Overall tax mop-up could miss Budget estimates; black hole gets bigger at Rs 3.7 lakh crore

During the first half of FY20, tax receipts grew at a dismal 2.4 per cent, and given that collections from states are likely to be lower than targets, overall tax mop-up could miss Budget estimates.
For representational purpose.
For representational purpose.

HYDERABAD:  Total tax collections in the current financial year (FY20) could be lower by as much as Rs 3.7 lakh crore or 1.7 per cent of the GDP.

During the first six months of FY20, tax receipts grew at a dismal 2.4 per cent, and given that collections from states are likely to be lower than targets, overall tax mop-up could miss Budget estimates, according to a study by Motilal Oswal.

The report notes that total taxes of general government (Centre plus 18 states) grew just 3.2 per cent each during Q1 and Q2 of FY20. As a percentage of Budget Estimate, total receipts stood at 41.5 per cent in H1 FY20 — the lowest in the past five years.

“Since the Centre has guaranteed 14 per cent growth in tax collection for states by 2021-22, it might have to offset lower growth in tax receipts of states in FY20 and thus face additional burden on finances.

Therefore, while the shortfall in states’ receipts would be lower than otherwise, tax collection of the general government could be lower by Rs 3.7 lakh crore,” research analysts Nikhil Gupta and Yaswi Agarwal said in the report.

Tax collection estimate for the current fiscal is Rs 24.6 lakh crore. Last fiscal too, the government fell short of its targets.

While the gross tax revenue estimate for FY19 was Rs 22.7 lakh crore, the provisional actuals stood at Rs 20.8 lakh crore, translating to a shortfall of Rs 1.9 lakh crore. 

The study says total government spending grew at the fastest pace since FY13 during Q2, but such spending spree won’t continue. “This is because the combined fiscal deficit of general government has already reached 73 per cent of Budget Estimate in H1, FY20,” it noted.

The government’s disinvestment drive may not rake in additional funds to make up for the shortfall in direct and indirect taxes.

While the target for disinvestment proceeds was set at Rs 1 lakh crore, so far, only about Rs 12,000 crore has materialised.

Offloading stakes in major state-run entities like BPCL could fetch handsome gains. But with just four months left in the financial year, it’s doubtful if the government will meet its own disinvestment target. 

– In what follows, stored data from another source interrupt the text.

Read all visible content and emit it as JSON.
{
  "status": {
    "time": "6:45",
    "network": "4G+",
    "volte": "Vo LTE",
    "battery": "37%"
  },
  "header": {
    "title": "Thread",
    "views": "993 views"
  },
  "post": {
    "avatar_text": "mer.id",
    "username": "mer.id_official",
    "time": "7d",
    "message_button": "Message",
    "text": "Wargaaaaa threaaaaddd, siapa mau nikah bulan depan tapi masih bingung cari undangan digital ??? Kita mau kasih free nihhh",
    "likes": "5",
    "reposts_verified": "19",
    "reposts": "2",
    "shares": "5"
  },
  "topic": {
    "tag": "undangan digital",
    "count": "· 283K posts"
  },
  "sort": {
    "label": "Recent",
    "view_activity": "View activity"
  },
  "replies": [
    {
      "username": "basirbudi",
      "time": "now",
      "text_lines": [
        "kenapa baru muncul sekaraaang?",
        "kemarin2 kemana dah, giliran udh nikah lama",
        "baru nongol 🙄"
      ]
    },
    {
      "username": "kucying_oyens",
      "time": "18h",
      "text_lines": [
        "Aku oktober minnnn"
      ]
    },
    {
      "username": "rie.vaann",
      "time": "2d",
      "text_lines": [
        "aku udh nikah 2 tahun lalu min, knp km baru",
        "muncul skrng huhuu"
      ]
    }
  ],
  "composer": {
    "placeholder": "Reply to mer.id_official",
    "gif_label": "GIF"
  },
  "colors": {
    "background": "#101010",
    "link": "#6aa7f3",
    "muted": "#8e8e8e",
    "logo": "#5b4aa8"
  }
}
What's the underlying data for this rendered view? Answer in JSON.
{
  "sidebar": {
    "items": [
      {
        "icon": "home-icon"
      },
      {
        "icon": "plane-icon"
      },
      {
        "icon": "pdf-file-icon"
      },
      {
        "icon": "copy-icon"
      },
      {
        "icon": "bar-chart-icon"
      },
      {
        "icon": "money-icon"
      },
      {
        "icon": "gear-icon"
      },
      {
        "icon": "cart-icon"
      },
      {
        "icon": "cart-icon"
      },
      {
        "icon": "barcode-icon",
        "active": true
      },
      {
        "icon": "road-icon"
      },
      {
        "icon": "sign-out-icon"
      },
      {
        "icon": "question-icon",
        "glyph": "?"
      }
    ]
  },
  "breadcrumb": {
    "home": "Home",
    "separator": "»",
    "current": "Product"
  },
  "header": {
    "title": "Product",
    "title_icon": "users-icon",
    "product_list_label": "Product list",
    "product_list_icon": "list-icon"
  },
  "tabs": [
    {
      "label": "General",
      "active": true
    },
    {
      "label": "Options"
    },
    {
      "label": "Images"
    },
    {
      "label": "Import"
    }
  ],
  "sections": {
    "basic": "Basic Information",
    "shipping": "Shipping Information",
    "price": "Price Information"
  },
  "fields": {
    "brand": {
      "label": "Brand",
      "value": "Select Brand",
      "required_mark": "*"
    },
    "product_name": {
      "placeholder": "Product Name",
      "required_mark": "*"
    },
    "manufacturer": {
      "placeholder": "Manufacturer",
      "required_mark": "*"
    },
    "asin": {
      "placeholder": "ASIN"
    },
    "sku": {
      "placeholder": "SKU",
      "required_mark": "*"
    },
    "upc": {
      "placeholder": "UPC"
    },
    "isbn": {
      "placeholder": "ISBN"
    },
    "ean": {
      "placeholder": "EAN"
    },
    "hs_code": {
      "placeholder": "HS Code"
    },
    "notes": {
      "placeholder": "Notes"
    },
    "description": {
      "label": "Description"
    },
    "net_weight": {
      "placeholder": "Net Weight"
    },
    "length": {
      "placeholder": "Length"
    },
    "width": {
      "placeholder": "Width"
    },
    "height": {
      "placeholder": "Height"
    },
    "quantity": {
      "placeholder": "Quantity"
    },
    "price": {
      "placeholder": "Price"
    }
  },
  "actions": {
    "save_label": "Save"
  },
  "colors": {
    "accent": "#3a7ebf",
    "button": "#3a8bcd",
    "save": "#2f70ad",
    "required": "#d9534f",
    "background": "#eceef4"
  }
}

TIGHTEN BELT, GOVT DIKTAT TO MINISTRIES

The government has asked all ministries to be prudent in their expenditure, officials said. Ministries have been told to restrict spending to urgent and essential matters.

The decision comes in the backdrop of bleak revenue scenario and 53.4 per cent of estimated spending for the full year having been exhausted in the first half of the year itself.

TNIE had reported last week that the government might miss revenue targets and be forced to cut expenditure.